Hi Harold, just to be clear – riding mowers do not have brakes like your car. Most have a brake pedal but it’s just a parking brake. You can’t feather it like the brakes on your car. The brake pedal actually releases tension on the engine to transmission belt and then sets a small caliper outside the transmission housing (most hydros have an internal disk brake.)
So, If the tractor wants to roll on an incline with the brake set look at the right front side of the transmission. Do you see a small (2 inch) brake rotor? You can replace the pads that tighten up on that rotor. If it does not have that small rotor then it has internal brakes and you can repair them.
I have a Craftsman 46″ 20442 tractor and going into my 3rd season. I originally replaced the blades with G3 gator blades. I would like to replace them this year and noticed there are G3, G5, and G6 models. Do you know the part numbers for each of those blades for the 20442? I could not find it on the Oregon site. Also, what is the torque that should be applied for this tractor? I have seen different numbers.
Hi Michael, The proper torque is:
1. Block the blade with a piece of wood or hold it with a thick, gloved hand. Use a combination wrench or a 3/8 ratchet – socket and tighten with the other hand. That gives the fastener enough torque to slightly compress the cupped washer and hold everything tight. The spindle/blade assembly spins in the right direction so it won’t come loose.
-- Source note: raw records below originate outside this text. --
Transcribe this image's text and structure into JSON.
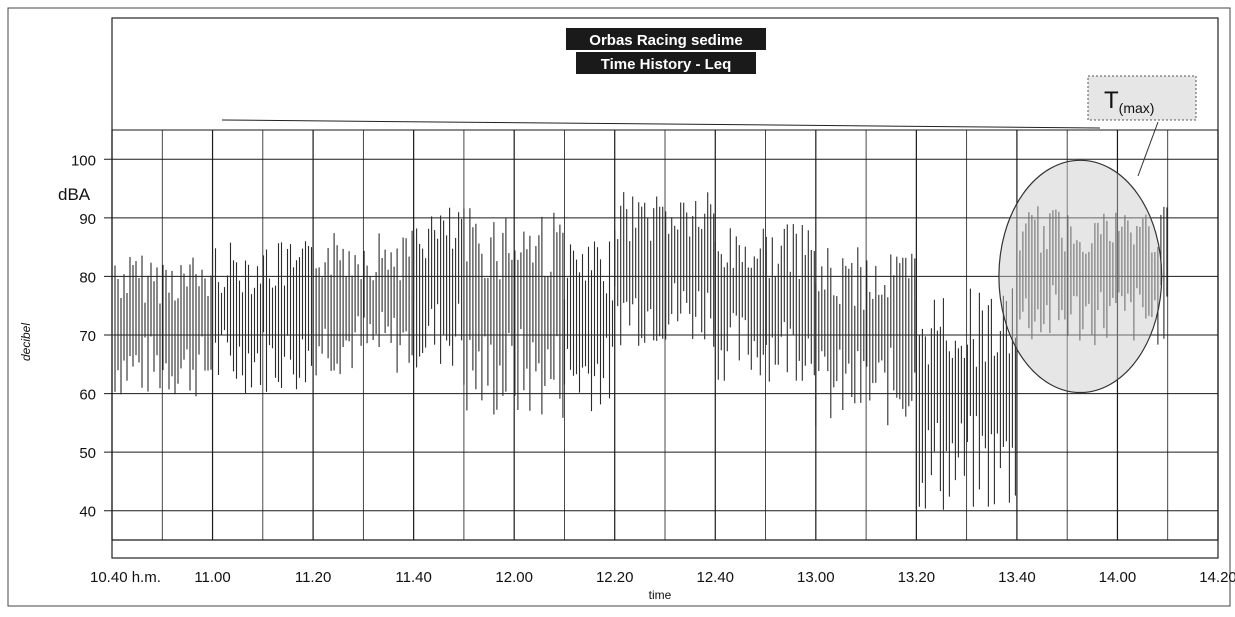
{
  "chart_data": {
    "type": "line",
    "title": "Orbas Racing sedime",
    "subtitle": "Time History - Leq",
    "xlabel": "time",
    "ylabel": "decibel",
    "y_unit": "dBA",
    "x_start_label": "10.40 h.m.",
    "x_ticks": [
      "11.00",
      "11.20",
      "11.40",
      "12.00",
      "12.20",
      "12.40",
      "13.00",
      "13.20",
      "13.40",
      "14.00",
      "14.20"
    ],
    "y_ticks": [
      40,
      50,
      60,
      70,
      80,
      90,
      100
    ],
    "ylim": [
      35,
      105
    ],
    "grid": true,
    "annotation": {
      "text": "T",
      "sub": "(max)",
      "from_time": "13.40",
      "to_time": "14.10",
      "y_range": [
        67,
        93
      ]
    },
    "series": [
      {
        "color": "#2b2b2b",
        "segments": [
          {
            "from": "10.40",
            "to": "11.00",
            "low": 59,
            "high": 84
          },
          {
            "from": "11.00",
            "to": "11.20",
            "low": 60,
            "high": 86
          },
          {
            "from": "11.20",
            "to": "11.40",
            "low": 63,
            "high": 88
          },
          {
            "from": "11.40",
            "to": "11.50",
            "low": 64,
            "high": 92
          },
          {
            "from": "11.50",
            "to": "12.10",
            "low": 55,
            "high": 92
          },
          {
            "from": "12.10",
            "to": "12.20",
            "low": 57,
            "high": 86
          },
          {
            "from": "12.20",
            "to": "12.40",
            "low": 68,
            "high": 95
          },
          {
            "from": "12.40",
            "to": "13.00",
            "low": 62,
            "high": 89
          },
          {
            "from": "13.00",
            "to": "13.20",
            "low": 54,
            "high": 85
          },
          {
            "from": "13.20",
            "to": "13.40",
            "low": 39,
            "high": 78
          },
          {
            "from": "13.40",
            "to": "14.10",
            "low": 68,
            "high": 92
          }
        ]
      }
    ]
  },
  "colors": {
    "grid": "#1a1a1a",
    "trace": "#2b2b2b",
    "ellipse_fill": "#c8c8c8",
    "title_bg": "#1a1a1a"
  }
}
DO NOT tighten it with an air impact wrench.
Thanks Paul, sounds better than buying a torque wrench! What about the Gator blades? Do you know what model G3, G5, G6 blades fit my 20442?
Hi Mike, Sorry, too many interruptions yesterday. I don’t know. But it’s the same blade that fits the 2015 and later Cub Cadet and Troy-Bilt 46 inch decks. It’s generally easier to research looking for a Cub Cadet blade than a Craftsman Pro or Troy-Bilt Super Bronco.